Kepala Balai Besar TNGL Ujang Mamat Rahmat disela-sela pelatihan jurnalistik INJI Warrior Camp 2 di Rock Island Bukit Lawang, Kabupaten Langkat (Analisadaily/Istimewa)
Analisadaily.com, Medan - Balai Besar Taman Nasional Gunung Leuser (BBTNGL) meyakini bila konflik satwa liar Harimau Sumatera (Panthera tigris sumatrae) dengan manusia bukan karena berkurangnya mangsa di hutan.
Keyakinan ini menilik dari 2 kasus konflik Harimau Sumatera yang masuk ke pemukiman warga di Kecamatan Besitang, Kabupaten Langkat dan Kecamatan Dabun Gelang Kabupaten Gayo Lues. Kedua kasus tersebut terjadi pada medio Agustus 2022.
"Sejak saya menjabat pada Agustus sampai sekarang, di TNGL itu yang tertangani 2 kasus Harimau," ungkap Kepala Balai Besar TNGL Ujang Mamat Rahmat disela-sela pelatihan jurnalistik INJI Warrior Camp 2 di Rock Island Bukit Lawang, Kabupaten Langkat, Kamis (10/11).

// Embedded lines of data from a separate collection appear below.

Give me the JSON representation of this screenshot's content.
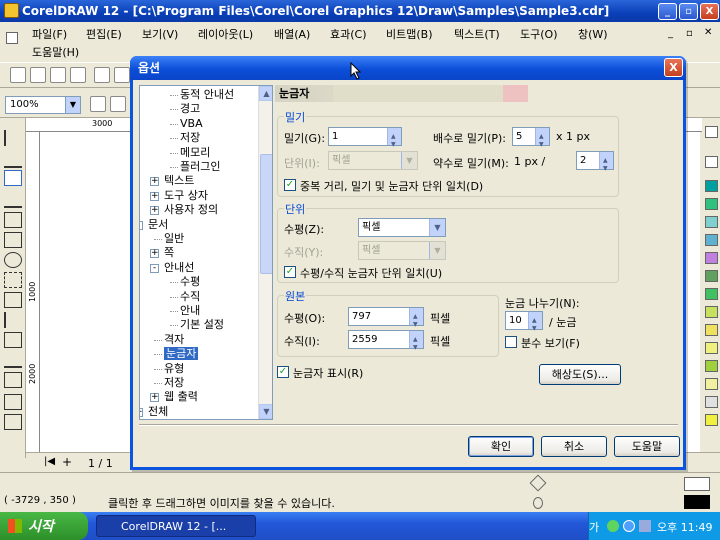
{
  "app": {
    "title": "CorelDRAW 12 - [C:\\Program Files\\Corel\\Corel Graphics 12\\Draw\\Samples\\Sample3.cdr]",
    "window_buttons": [
      "_",
      "▫",
      "X"
    ]
  },
  "menu": {
    "items": [
      "파일(F)",
      "편집(E)",
      "보기(V)",
      "레이아웃(L)",
      "배열(A)",
      "효과(C)",
      "비트맵(B)",
      "텍스트(T)",
      "도구(O)",
      "창(W)"
    ],
    "help": "도움말(H)"
  },
  "toolbar": {
    "zoom": "100%"
  },
  "ruler": {
    "top_label": "3000",
    "left_labels": [
      "1000",
      "2000"
    ],
    "unit": "픽셀"
  },
  "page": {
    "counter": "1 / 1"
  },
  "status": {
    "coords": "( -3729 , 350 )",
    "hint": "클릭한 후 드래그하면 이미지를 찾을 수 있습니다."
  },
  "taskbar": {
    "start": "시작",
    "task": "CorelDRAW 12 - [...",
    "tray_lang": "가",
    "time": "오후 11:49"
  },
  "dialog": {
    "title": "옵션",
    "close": "X",
    "tree": [
      {
        "label": "동적 안내선"
      },
      {
        "label": "경고"
      },
      {
        "label": "VBA"
      },
      {
        "label": "저장"
      },
      {
        "label": "메모리"
      },
      {
        "label": "플러그인"
      },
      {
        "label": "텍스트",
        "expander": "+"
      },
      {
        "label": "도구 상자",
        "expander": "+"
      },
      {
        "label": "사용자 정의",
        "expander": "+"
      },
      {
        "label": "문서",
        "expander": "-"
      },
      {
        "label": "일반"
      },
      {
        "label": "쪽",
        "expander": "+"
      },
      {
        "label": "안내선",
        "expander": "-"
      },
      {
        "label": "수평"
      },
      {
        "label": "수직"
      },
      {
        "label": "안내"
      },
      {
        "label": "기본 설정"
      },
      {
        "label": "격자"
      },
      {
        "label": "눈금자",
        "selected": true
      },
      {
        "label": "유형"
      },
      {
        "label": "저장"
      },
      {
        "label": "웹 출력",
        "expander": "+"
      },
      {
        "label": "전체",
        "expander": "+"
      }
    ],
    "panel_title": "눈금자",
    "nudge": {
      "group": "밀기",
      "nudge_label": "밀기(G):",
      "nudge_value": "1",
      "units_label": "단위(I):",
      "units_value": "픽셀",
      "super_nudge_label": "배수로 밀기(P):",
      "super_nudge_value": "5",
      "super_nudge_suffix": "x 1 px",
      "micro_nudge_label": "약수로 밀기(M):",
      "micro_nudge_prefix": "1 px /",
      "micro_nudge_value": "2",
      "match_label": "중복 거리, 밀기 및 눈금자 단위 일치(D)",
      "match_checked": "✓"
    },
    "units": {
      "group": "단위",
      "horizontal_label": "수평(Z):",
      "horizontal_value": "픽셀",
      "vertical_label": "수직(Y):",
      "vertical_value": "픽셀",
      "match_label": "수평/수직 눈금자 단위 일치(U)",
      "match_checked": "✓"
    },
    "origin": {
      "group": "원본",
      "horizontal_label": "수평(O):",
      "horizontal_value": "797",
      "horizontal_unit": "픽셀",
      "vertical_label": "수직(I):",
      "vertical_value": "2559",
      "vertical_unit": "픽셀"
    },
    "tick": {
      "label": "눈금 나누기(N):",
      "value": "10",
      "suffix": "/ 눈금",
      "fraction_label": "분수 보기(F)"
    },
    "show_rulers_label": "눈금자 표시(R)",
    "show_rulers_checked": "✓",
    "resolution_button": "해상도(S)...",
    "ok": "확인",
    "cancel": "취소",
    "help": "도움말"
  },
  "colors": {
    "titlebar": "#0a54e0",
    "selection": "#316ac5",
    "group_label": "#0046d5"
  }
}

Mamat merinci, kedua kasus tersebut yakni, Harimau Sumatera bernama Bestie, yang masuk ke kandang jebak di Sei Sirah Desa Halaban Kecamatan Besitang, Kabupaten Langkat, pada 31 Agustus 2022.
Sedangkan kasus di Kabupaten Gayo Lues, Harimau Sumatera berumur 4-5 tahun terkena jerat di lokasi Areal Penggunaan Lain (APL) wilayah Desa Sangir, Kecamatan Dabun Gelang, Kabupaten Gayo Lues, berdekatan dengan kawasan Hutan Lindung, pada 11 Agustus lalu.

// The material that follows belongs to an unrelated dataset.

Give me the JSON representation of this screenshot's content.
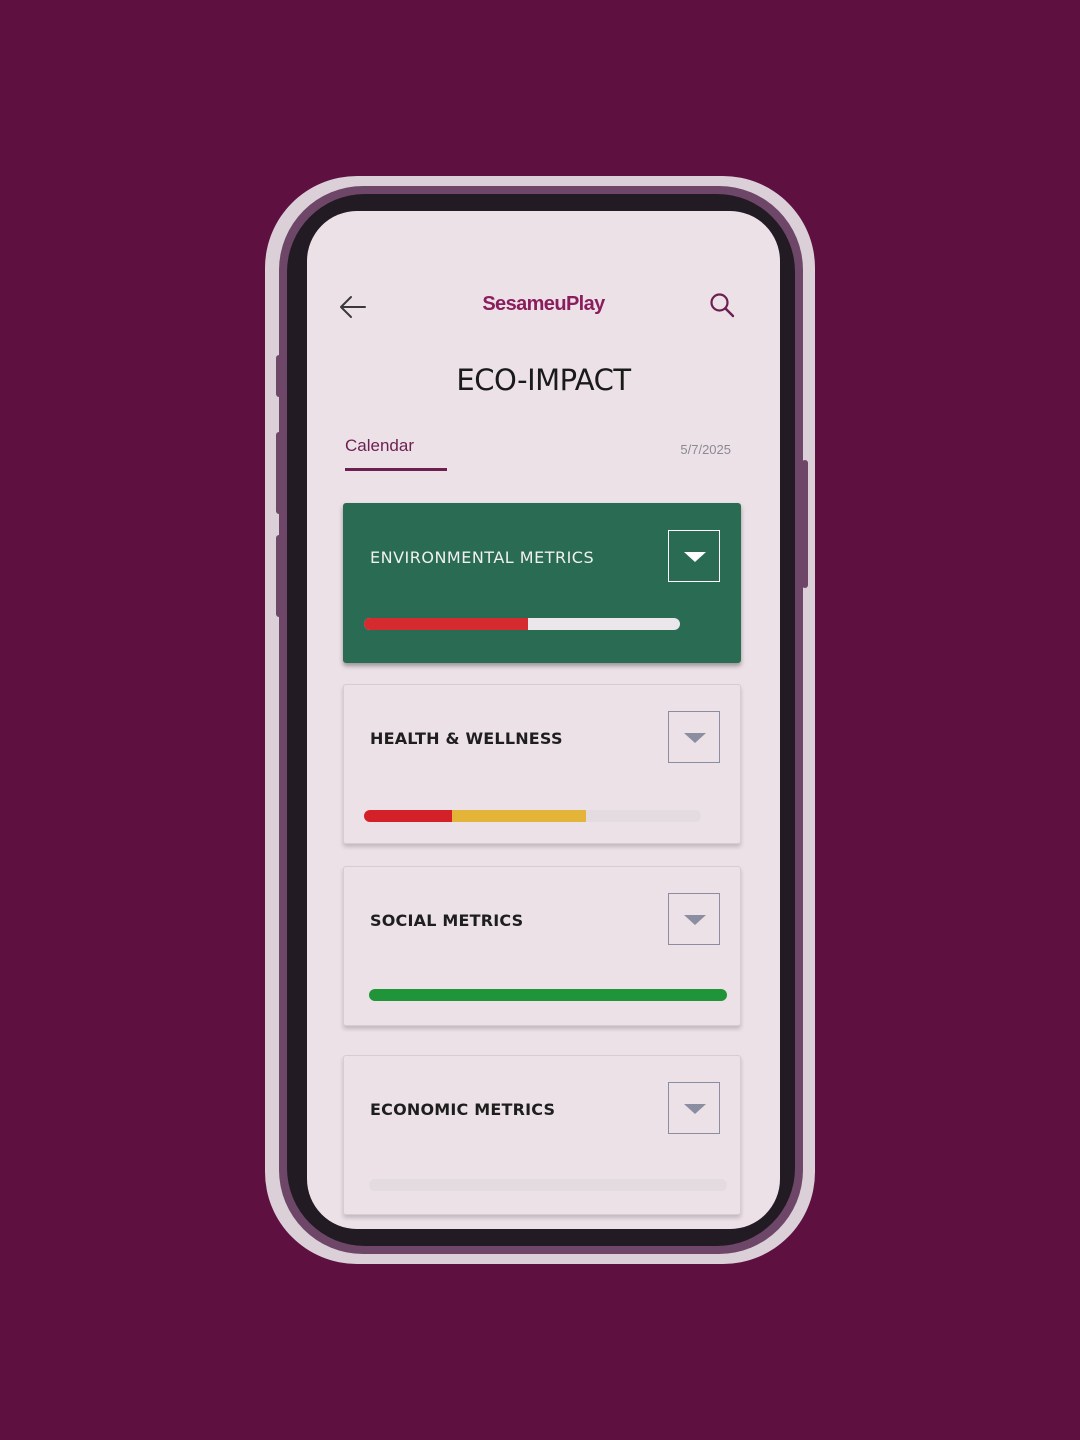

Mamat menjelaskan, banyak faktor yang menjadi penyebab satwa liar keluar dari habitatnya dan masuk ke pemukiman warga. Hingga akhirnya, hewan peliharaan warga menjadi mangsa satwa liar tersebut.
Katanya, tidak ada mangsa di hutan menjadi salah satu penyebab sehingga Harimau Sumatera ke luar dari habitatnya. Menurut Mamat, secara naluri Harimau akan ke luar habitatnya bila tidak ada mangsa.

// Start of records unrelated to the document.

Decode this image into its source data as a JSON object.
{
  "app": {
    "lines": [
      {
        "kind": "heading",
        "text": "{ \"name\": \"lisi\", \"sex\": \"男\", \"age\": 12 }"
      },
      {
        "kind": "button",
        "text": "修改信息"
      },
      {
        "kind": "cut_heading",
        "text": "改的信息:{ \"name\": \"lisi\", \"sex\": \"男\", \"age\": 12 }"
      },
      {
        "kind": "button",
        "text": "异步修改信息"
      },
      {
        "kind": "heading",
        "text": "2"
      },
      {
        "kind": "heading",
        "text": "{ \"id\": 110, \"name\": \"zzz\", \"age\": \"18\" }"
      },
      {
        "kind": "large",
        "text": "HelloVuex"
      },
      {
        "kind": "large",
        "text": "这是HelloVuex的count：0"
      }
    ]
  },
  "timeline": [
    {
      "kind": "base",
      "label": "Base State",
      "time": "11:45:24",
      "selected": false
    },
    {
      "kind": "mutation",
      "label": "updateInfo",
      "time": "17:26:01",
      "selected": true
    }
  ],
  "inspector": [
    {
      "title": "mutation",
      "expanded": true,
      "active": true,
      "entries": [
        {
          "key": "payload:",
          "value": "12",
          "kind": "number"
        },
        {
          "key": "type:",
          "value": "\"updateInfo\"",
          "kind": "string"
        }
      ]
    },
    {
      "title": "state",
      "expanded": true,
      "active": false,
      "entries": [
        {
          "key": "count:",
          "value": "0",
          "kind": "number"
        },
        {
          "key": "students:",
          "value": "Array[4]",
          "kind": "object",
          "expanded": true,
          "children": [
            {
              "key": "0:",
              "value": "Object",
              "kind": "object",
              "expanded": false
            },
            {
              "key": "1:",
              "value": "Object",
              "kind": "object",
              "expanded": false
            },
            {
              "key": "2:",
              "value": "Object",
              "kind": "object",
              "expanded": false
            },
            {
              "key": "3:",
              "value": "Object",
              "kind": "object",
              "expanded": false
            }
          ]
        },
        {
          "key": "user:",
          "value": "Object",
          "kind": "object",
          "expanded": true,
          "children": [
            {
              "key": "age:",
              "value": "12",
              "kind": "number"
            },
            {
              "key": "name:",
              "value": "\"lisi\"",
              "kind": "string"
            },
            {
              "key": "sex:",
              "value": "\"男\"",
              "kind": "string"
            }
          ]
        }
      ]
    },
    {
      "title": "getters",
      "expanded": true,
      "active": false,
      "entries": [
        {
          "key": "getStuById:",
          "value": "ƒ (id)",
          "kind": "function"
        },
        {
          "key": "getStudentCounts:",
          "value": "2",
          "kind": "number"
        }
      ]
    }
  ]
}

Faktor umur juga menjadi salah satu penyebabnya. Harimau muda akan ke luar dari habitatnya untuk mencari teritorial baru. Sedangkan Harimau tua, juga akan ke luar dari habitatnya karena kalah bersaing dengan yang masih muda.
"Juga karena tidak ada aman. Ini karena jerat, diancam, ada perburuan sehingga pergi ke kampung warga," jelas Mamat.
Namun, jelas Mamat, dari kedua kasus Harimau Sumatera tersebut, diyakini, keluarnya hewan dengan status Critically Endangered atau Kritis (IUCN Redlist) ini dari habitatnya karena faktor umur.
"Ketika cek umurnya, ternyata umur remaja. Dari harimau yang kita amankan ini. Akhirnya dugaan saya, akibat remaja ini menjelajah mencari teritorial baru. Karena kebetulan, kawasan TNGL ini berbatasan dengan masyarakat," ujarnya.
Alasan tersebut, katanya, berdasarkan pemeriksaan di lapangan yang menjadi 'Si Belang' keluar dari teritorialnya tersebut. Faktor makanan, Mamat tegaskan hal tersebut tidak sesuai karena masih banyaknya mangsa hewan karnivora itu di habitatnya.
"Ketika saya cek, dari data bahwa mangsa masih banyak. Artinya makanan masih banyak di hutan. Artinya, bicara kekurangan makanan tidak," yakinnya.
Faktor perburuan, pihaknya tidak menemukan bukti kuat alasan Harimau Sumatera ke luar dari teritorialnya. Meski adanya jerat ditemukan, namun itu untuk menjebak babi hutan.
"Bestie ini akan dirilis 23 November nanti. Satu lagi, Ratu di Blankejeren, Kabupaten Gayo Lues. Konflik dengan masyarakat. Tapi masyarakat di sana minta dikembalikan dan sudah dikembalikan ke alamnya di Blankejeren," tambah Mamat.